Devastating recent floods in British Columbia
January 17, 2022 | Charles Lin
Image by Hans Braxmeier from Pixabay
Record rainfall caused by atmospheric rivers hit southern British Columbia (BC) in late November 2021, leading to flooding and mudslides as rivers and streams overflowed, damaging farms and homes, and washing away roads, bridges and railways. We examine in this article the meteorological driver of this disaster, its social and financial costs, and what lies in the future.
What are atmospheric rivers?
“Atmospheric rivers” are large, narrow streams of water vapour that travel through the sky. They usually start from warm and moist tropical ocean regions near the equator. In the case of the BC floods, the powerful moisture-laden rivers moved to the mountainous BC coast, and the water vapour condensed into precipitation that resulted in record rainfall.
A devastating flood
The flood event was catastrophic, in both human and financial terms. At the peak of the flood emergency, almost 15,000 people were evacuated from their homes. There were 4 fatalities from the highway mudslides due to the flooding. Dikes were not able to hold the flood water back in the Sumas Valley, a low-lying prime farming area in the province. Many farms and homes were destroyed, and the death toll among livestock included more than 600,000 poultry, 12,000 hogs, 420 dairy cattle and 120 beehives. Many farmers lost not only their homes, but their livelihoods as well, and face a long and expensive road to recovery.
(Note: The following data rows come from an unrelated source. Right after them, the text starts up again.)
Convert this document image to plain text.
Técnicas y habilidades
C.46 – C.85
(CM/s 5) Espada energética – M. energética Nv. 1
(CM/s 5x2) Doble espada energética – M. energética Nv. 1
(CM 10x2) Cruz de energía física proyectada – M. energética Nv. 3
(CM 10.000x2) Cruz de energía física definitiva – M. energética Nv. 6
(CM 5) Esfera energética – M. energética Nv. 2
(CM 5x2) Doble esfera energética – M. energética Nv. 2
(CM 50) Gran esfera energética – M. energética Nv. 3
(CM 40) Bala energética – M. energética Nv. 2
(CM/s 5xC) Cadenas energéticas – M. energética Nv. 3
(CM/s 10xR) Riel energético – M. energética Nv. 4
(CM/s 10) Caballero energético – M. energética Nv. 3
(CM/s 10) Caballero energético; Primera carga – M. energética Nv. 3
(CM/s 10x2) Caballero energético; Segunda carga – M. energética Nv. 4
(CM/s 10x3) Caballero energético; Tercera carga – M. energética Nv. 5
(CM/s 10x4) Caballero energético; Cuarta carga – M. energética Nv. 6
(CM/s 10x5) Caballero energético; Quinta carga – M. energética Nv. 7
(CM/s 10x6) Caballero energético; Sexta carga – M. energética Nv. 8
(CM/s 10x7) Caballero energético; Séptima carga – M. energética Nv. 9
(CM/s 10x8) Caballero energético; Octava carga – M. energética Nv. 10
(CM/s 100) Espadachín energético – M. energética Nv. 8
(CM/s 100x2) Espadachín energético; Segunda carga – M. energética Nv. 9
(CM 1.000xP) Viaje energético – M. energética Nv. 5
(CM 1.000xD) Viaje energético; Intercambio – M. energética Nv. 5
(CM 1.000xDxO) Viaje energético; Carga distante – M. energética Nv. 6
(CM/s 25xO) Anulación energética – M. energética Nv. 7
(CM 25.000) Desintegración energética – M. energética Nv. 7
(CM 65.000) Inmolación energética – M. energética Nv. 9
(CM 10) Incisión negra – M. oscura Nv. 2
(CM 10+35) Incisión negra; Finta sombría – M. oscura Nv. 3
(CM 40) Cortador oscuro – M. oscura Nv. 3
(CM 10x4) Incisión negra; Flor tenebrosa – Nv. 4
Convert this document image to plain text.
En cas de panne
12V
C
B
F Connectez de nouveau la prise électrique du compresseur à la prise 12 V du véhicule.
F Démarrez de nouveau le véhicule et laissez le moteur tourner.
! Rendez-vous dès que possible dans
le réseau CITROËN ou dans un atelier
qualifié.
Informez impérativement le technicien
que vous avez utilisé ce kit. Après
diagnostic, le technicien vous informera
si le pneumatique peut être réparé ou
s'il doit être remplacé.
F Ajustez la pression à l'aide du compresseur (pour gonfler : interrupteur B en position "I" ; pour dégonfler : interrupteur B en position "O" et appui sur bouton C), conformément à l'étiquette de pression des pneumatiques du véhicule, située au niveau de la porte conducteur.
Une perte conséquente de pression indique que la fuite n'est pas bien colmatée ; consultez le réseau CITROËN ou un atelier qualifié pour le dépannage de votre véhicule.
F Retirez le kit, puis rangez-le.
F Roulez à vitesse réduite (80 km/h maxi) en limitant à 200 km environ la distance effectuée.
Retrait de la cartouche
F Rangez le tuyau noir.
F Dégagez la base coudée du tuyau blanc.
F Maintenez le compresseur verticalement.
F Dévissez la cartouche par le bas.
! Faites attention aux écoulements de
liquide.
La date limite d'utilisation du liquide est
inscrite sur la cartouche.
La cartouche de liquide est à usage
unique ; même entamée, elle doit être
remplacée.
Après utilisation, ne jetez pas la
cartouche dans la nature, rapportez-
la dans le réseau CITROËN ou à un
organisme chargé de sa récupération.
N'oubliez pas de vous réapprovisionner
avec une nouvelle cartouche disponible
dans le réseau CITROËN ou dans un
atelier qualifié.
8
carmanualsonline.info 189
The Insurance Bureau of Canada estimates the insured damage due to the flooding to be $450 million (Canadian), and calls it the “most costly severe weather event in the province’s history”. The overall costs are expected to be much higher as only a fraction of the total damage is covered by flood insurance. A senior economist at the Bank of Montreal noted the total cost of the BC floods could be comparable to the 2013 flood in Calgary, Alberta, estimated at $7.5 billion. In both cases, the costs are shared by insurers, individuals, private companies, taxpayers, and municipal, provincial and federal governments.
What about the future?
Climate science shows we will see more precipitation extremes as long as global warming continues. We will also continue to experience their costly impacts.
CBC News reported on a recent study by climate scientists at Environment and Climate Change Canada, which shows the increase in frequency and intensity of regional heavy rainfall in North America is largely due to global warming. Moreover, we will experience further increases in these extremes as warming continues. Storms that would happen once every 100 years in a climate without human influence now happen every 20 years due to global warming. If the warming continues to reach 2oC above pre-industrial temperatures, those storms would happen once every 5 years.
Precipitation extremes are a major cause of flooding. We are already experiencing the large social and financial impacts of flooding events. These impacts are caused not by heavy rainfall alone; other factors, such as past land use change that increase our exposure to flooding, and dikes that fail to retain flood waters are also important. The need to reduce greenhouse gas emissions and to increase our resilience through adaptation, has never been more urgent.
Charles is a retired atmospheric scientist based in Toronto. He stays busy as founder and lead of ImpactNetZero, keeping healthy in mind and body, and reading stories to his two grandchildren.